Things aren’t much different for the Flin Flon School Division (FFSD) board of trustees, where only two trustees - Tim Davis and Leslie Fernandes - have confirmed they will run again this fall. Trustees Jill Akkerman, Leslie Power, Amy Sapergia Green, Murray Skeavington and Ebony Trubiak have all confirmed they won’t run again.

Out of the three confirmed trustees who will step away, Skeavington is the longest-tenured, having been first elected in 2002 - only Davis has been on the board as long as him. Skeavington chaired the board for several years and has represented it at several events. That includes the recent annual national meeting of the Canadian School Boards Association (CSBA), where Skeavington represented the board and provided a report to the board during the August 23 meeting.

Skeavington was one of the loudest voices in the north against the Bill 64 effort before the proposed legislation was torpedoed last year. He said at the meeting that he hopes members of the public will step up to run for the board, believing that similar legislation to Bill 64 may be on the horizon, with the province able to point to low turnout or interest as an excuse to consolidate if few people show up.
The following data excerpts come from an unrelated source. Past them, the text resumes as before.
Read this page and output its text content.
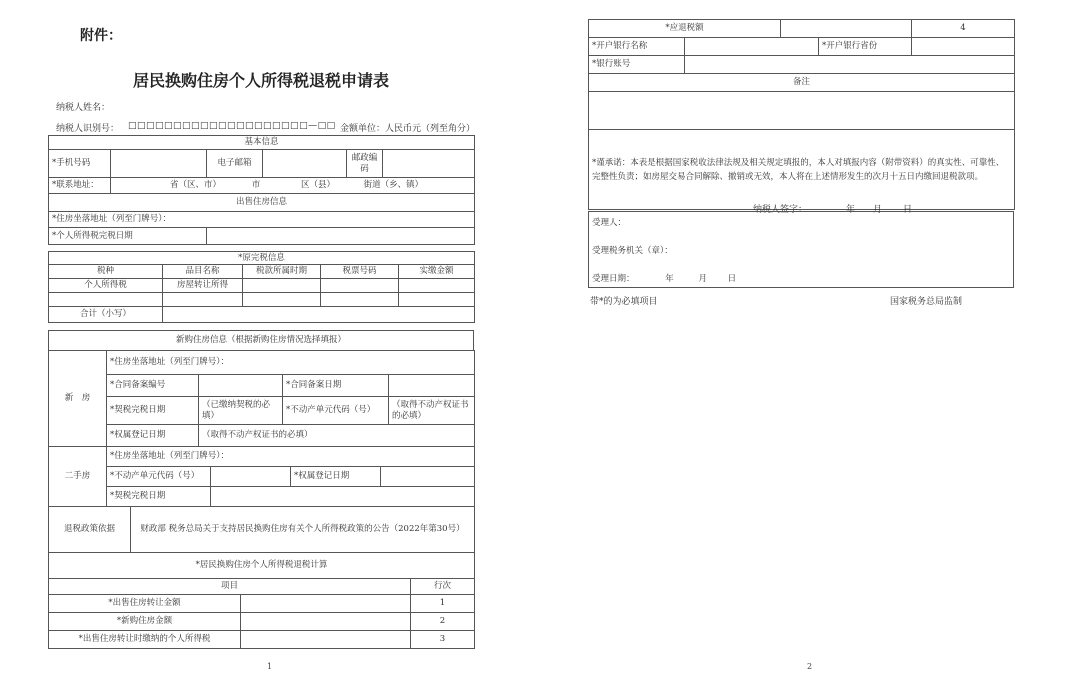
附件：
居民换购住房个人所得税退税申请表
纳税人姓名：
纳税人识别号： □□□□□□□□□□□□□□□□□□□□—□□ 金额单位：人民币元（列至角分）
基本信息					
*手机号码		电子邮箱		邮政编码	
*联系地址：	省（区、市） 市 区（县） 街道（乡、镇）				
出售住房信息					
*住房坐落地址（列至门牌号）：					
*个人所得税完税日期					
*原完税信息				
税种	品目名称	税款所属时期	税票号码	实缴金额
个人所得税	房屋转让所得			

合计（小写）				
新购住房信息（根据新购住房情况选择填报）
新　房	*住房坐落地址（列至门牌号）：			
	*合同备案编号		*合同备案日期	
	*契税完税日期	（已缴纳契税的必填）	*不动产单元代码（号）	（取得不动产权证书的必填）
	*权属登记日期	（取得不动产权证书的必填）		
二手房	*住房坐落地址（列至门牌号）：			
	*不动产单元代码（号）		*权属登记日期	
	*契税完税日期			
退税政策依据	财政部 税务总局关于支持居民换购住房有关个人所得税政策的公告（2022年第30号）
*居民换购住房个人所得税退税计算		
项目		行次
*出售住房转让金额		1
*新购住房金额		2
*出售住房转让时缴纳的个人所得税		3
1
*应退税额				4
*开户银行名称			*开户银行省份	
*银行账号				
备注				

*谨承诺：本表是根据国家税收法律法规及相关规定填报的，本人对填报内容（附带资料）的真实性、可靠性、完整性负责；如房屋交易合同解除、撤销或无效，本人将在上述情形发生的次月十五日内缴回退税款项。				
纳税人签字：	年 月 日
受理人：
受理税务机关（章）：
受理日期：	年	月 日
带*的为必填项目	国家税务总局监制
2
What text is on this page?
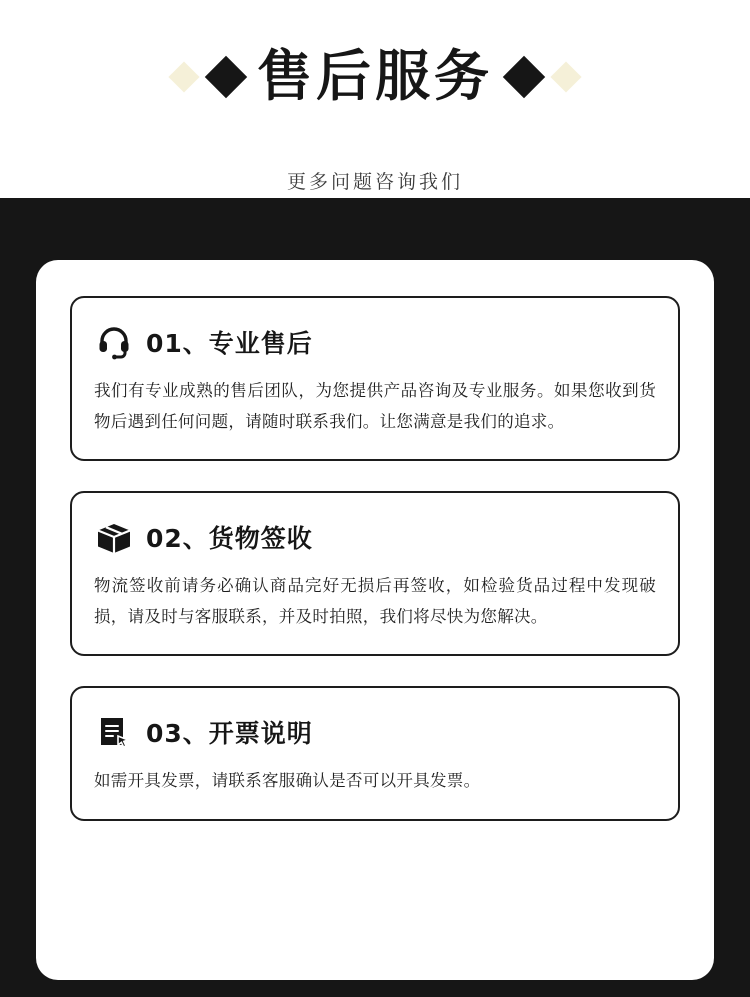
售后服务
更多问题咨询我们
01、专业售后
我们有专业成熟的售后团队，为您提供产品咨询及专业服务。如果您收到货物后遇到任何问题，请随时联系我们。让您满意是我们的追求。
02、货物签收
物流签收前请务必确认商品完好无损后再签收，如检验货品过程中发现破损，请及时与客服联系，并及时拍照，我们将尽快为您解决。
03、开票说明
如需开具发票，请联系客服确认是否可以开具发票。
“I’m not running again. The only thing I’ll say is that this is the one time that you want to make sure we have an election. I think this government is waiting to have people either acclaimed or have to be appointed so they can go ‘we don’t need school divisions, we need a new selection, we need bigger areas,’” he said.

“If people are thinking of running, this would be the time to run.”

Akkerman, Power and Trubiak all step down from the board after one term - all three were elected in 2018. Power cited the general difficulty of the past four years as a main reason to not run for a second term.

“It's been a really challenging term, I think, between the potential school restructure and COVID-19, in my only term… It hasn't been fun,” she said.

Power is also the only Indigenous member of the board and hopes to see more Indigenous representation on the board in the future.

“I would encourage the community to consider the representation on this board. We're supposed to be representing our community and I don't think we are right now with one Indigenous representative here. I think we need to see more representation here, for our kids and for our community,” she said.

Sapergia Green, who also served for a time as the board’s chair and vice-chair, will also step away from her trusteeship. Sapergia Green has served two terms on the board and was to-the-point about her future plans.

“I’m not running. I’m retiring,” she said.

The next Manitoba local election is set to take place October 26. Nominations for people hoping to run for either mayor, city council or FFSD board trustee can turn in their nomination paperwork at City Hall between until Sept. 20 at 4 p.m.

Nominations must be made in writing and have to be signed by at least 25 voters and include a declaration of qualifications of the candidate.